A villain of the piece is Gaspard's aunt, put in charge of the boy because his parents are unsolid citizens who ragtag about the countryside peddling neckties. A mightily mundane soul, the aunt has lofty plans for Gaspard--was not one of his ancestors mayor of Lominval, and another chief of the town's wolf-exterminating brigade? But the never-never land claims the boy; sent into the forest to gather mushrooms, he is soon lost to Lominval and launched on a mad, careering plunge of adventure.
Gaspard befriends a runaway boy who says he is searching for a lost homeland, but it soon turns out that the boy is really a girl.
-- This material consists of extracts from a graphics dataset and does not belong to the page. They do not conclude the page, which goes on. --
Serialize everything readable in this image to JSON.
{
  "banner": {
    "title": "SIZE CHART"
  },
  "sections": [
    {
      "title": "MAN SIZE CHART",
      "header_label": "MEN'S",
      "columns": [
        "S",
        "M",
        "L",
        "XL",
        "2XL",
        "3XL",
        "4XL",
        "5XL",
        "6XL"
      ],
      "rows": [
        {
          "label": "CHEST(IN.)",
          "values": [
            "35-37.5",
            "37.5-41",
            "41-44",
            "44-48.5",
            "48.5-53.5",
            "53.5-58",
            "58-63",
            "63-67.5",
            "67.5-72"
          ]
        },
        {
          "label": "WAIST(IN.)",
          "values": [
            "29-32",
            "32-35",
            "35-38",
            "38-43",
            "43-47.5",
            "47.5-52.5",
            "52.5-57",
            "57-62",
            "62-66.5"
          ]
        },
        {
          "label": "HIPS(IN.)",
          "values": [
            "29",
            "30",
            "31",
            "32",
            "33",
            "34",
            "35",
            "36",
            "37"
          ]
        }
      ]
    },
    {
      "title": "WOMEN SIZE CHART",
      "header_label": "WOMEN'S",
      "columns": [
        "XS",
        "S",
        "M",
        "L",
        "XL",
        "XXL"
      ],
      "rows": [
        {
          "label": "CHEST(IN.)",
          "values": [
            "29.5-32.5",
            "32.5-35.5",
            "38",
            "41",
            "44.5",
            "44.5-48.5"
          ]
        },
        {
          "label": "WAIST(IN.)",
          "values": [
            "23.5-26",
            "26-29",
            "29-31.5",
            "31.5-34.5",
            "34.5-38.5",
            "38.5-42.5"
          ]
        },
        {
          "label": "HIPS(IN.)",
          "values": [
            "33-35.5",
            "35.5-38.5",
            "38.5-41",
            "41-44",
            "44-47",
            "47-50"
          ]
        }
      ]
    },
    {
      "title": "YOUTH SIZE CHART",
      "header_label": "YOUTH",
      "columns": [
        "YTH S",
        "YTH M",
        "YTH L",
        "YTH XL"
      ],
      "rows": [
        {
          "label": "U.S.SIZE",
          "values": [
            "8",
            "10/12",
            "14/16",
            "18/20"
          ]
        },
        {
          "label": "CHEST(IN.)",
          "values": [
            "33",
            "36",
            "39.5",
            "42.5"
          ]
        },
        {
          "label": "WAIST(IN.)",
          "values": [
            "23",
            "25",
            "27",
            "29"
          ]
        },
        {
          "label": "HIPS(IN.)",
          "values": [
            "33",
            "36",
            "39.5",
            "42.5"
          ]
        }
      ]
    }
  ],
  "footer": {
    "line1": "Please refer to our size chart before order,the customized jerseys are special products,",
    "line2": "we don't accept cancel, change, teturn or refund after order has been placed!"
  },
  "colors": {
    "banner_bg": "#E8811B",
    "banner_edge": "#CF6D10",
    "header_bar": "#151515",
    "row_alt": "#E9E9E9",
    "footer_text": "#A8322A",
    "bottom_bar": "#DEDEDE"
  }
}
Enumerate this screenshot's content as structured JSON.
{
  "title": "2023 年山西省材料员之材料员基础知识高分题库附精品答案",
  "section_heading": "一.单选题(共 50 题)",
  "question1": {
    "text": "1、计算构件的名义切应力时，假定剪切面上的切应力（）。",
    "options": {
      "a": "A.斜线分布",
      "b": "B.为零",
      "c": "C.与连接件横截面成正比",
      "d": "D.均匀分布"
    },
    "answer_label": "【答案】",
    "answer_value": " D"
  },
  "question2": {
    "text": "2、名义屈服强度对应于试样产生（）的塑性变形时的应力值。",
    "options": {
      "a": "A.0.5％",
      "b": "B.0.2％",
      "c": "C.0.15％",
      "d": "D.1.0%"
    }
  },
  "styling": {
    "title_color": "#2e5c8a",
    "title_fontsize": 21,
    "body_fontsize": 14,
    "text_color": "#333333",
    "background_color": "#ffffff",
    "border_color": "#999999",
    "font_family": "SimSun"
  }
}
Plagued by an evil servant and a lunatic film producer, aided by an addled deaf boy and a family of wandering musicians, Gaspard and the girl search for the vanished "territory" of her childhood. Because this is a fairy tale, they find it, and it proves to be the wandering carnival world of Gaspard's parents, a world where the horizon "retreats unceasingly in time and space . . . and where we never find beauty without knowing that there's more of it ahead."
And because this is a spoof of the strict and stuffy, the step-by-steppers and the serious-takers of life. Author Dhotel winds up his ramble with the mocking hawker's chant of Gaspard's papa: "Step up here sir; don't be afraid of life. Don't take one tie; don't take ten, take twenty, and have one to your taste every morning of your life! And hear this, hear this, the most necessary and inevitable purchase of all your days, for the picayune supplementary cost of sixty-five francs, this sparkling, luminous, phosphorescent necktie, the invention of the century! See the sun at midnight; see the stars at noon! Hey! Hey? Hey!"
"Which," concludes Romancer Dhotel (in the real world a high-school philosophy teacher) "is the original and only philosophy possible in the territory."